Ce travail s’inscrit dans un contexte de dénigrement de la dépense publique et de volonté affichée de la réduire. Il vise à la fois à mettre en évidence les mécanismes et représentations qui sous tendent ce mot d’ordre et à établir les effets pervers d’une réduction de la dépense publique quand elle pèse sur le bien être individuel et collectif. Les candidats aux plus hautes fonctions publiques rivalisent de propositions pourcouper dans ces dépenses. Cette surenchère est largement médiatisée et l’opinion publique tend à se laisser convaincre qu’il n’y a pas d’autres options possibles que celle de la réduction des budgets publics sans savoir précisément ce que cette réduction recouvre. Pour économiser plusieurs milliards, combien d’emplois d’enseignants et d’infirmières sont à supprimer?

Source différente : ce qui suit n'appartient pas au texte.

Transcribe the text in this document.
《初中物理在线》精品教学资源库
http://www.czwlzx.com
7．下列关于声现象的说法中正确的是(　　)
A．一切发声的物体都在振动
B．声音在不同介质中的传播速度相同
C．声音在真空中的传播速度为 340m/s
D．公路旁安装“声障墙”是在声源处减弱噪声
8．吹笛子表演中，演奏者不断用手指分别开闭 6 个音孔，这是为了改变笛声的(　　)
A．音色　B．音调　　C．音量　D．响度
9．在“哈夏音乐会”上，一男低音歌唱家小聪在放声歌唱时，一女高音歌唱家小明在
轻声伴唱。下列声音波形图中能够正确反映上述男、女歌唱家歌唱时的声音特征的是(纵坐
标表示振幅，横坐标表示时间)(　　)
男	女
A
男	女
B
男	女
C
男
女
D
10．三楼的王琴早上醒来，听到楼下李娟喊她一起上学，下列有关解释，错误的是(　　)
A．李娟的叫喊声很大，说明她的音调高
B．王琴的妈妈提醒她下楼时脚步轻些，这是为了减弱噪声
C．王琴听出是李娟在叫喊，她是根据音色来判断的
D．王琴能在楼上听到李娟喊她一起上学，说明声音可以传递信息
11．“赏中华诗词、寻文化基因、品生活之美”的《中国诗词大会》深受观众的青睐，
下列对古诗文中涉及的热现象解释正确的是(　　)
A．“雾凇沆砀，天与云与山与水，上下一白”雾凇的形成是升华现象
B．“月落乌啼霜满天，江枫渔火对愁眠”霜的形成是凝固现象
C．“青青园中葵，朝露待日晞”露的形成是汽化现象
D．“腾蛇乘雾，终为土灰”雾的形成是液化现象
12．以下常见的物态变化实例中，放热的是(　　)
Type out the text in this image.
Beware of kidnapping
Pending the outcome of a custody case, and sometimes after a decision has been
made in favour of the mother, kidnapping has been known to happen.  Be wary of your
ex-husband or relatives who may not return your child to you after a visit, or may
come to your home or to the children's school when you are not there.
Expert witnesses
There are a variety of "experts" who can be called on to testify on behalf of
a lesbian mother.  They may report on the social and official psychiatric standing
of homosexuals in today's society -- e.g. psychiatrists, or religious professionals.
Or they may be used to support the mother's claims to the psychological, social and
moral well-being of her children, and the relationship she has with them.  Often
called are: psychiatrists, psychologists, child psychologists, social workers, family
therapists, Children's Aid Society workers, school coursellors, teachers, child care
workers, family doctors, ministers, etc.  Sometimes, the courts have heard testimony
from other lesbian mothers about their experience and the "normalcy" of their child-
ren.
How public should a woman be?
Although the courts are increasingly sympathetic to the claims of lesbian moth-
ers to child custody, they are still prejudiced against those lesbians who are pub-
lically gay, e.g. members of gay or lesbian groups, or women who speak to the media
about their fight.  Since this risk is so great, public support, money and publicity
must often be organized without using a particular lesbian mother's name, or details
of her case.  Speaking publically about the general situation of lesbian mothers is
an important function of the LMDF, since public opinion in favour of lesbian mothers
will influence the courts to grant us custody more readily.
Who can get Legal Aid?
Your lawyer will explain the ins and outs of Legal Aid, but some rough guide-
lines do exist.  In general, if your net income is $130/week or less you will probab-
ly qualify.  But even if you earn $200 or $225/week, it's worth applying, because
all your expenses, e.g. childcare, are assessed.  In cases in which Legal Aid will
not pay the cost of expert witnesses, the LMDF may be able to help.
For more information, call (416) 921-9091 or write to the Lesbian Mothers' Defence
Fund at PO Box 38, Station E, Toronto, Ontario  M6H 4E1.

Si la dépense publique est autant dénigrée, c’est parce que la recette publique est critiquée. Or, ce sont les recettes qui alimentent les dépenses. Baisser la dépense publique, c’est plaider pour la diminution des recettes et des prélèvements, l’impôt est ainsi suspect et en particulier l’impôt sur le revenu, mais aussi réduire la dette publique. Les détracteurs de la dépense publique affirment ainsi que les enfants français sont redevables dès leur naissance de près de 30 000 €, en raison du poids de cette dette publique (2000 Milliards d’euros). Pour condamner le niveau des prélèvements obligatoire on dira qu’en France, ce n’est qu’à partir du 27 juillet que l’on commence à travailler pour soi – et non pour l’ogre public, décidément trop dispendieux.
L’évidence de l’analyse, appuyée sur de solides arguments statistiques et des formulations opportunes, conduit immanquablement à en déduire la réforme de l’action publique. Il faut insister sur la nature de l’opération dont il est question : la déduction logique – et non la préférence ou l’arbitraire. Les discours réformateurs s’appuient sur des évidences naturelles conduisant à des réformes rationnelles, la réforme est alors légitimée sans recours à un choix politique :
- Il faut dépenser moins : il s’agit de réduire les dépenses publiques pour laisser faire le marché. Par exemple : promouvoir l’assurance santé complémentaire pour alléger le « trou de la sécu », et inciter aux comportements vertueux ; faire payer les droits d’inscription à l’université publique.
- Il faut dépenser mieux : il s’agit d’introduire la rationalité entrepreneuriale (marchande) dans l’espace public par le moyen d’outils incitatifs (paiement à la performance) mais aussi, plus simplement,
d’objectifs quantifiés. Par exemple : le paiement à la performance médicale pour contrer les tire-au-flanc et
les rentes informationnelles ; faire payer le patient (nécessairement) fraudeur (par intérêt économique ou absence de moralité). Pourtant, ces évidences cachent des analyses économiques et des présupposés idéologiques qui n’ont rien de neutre.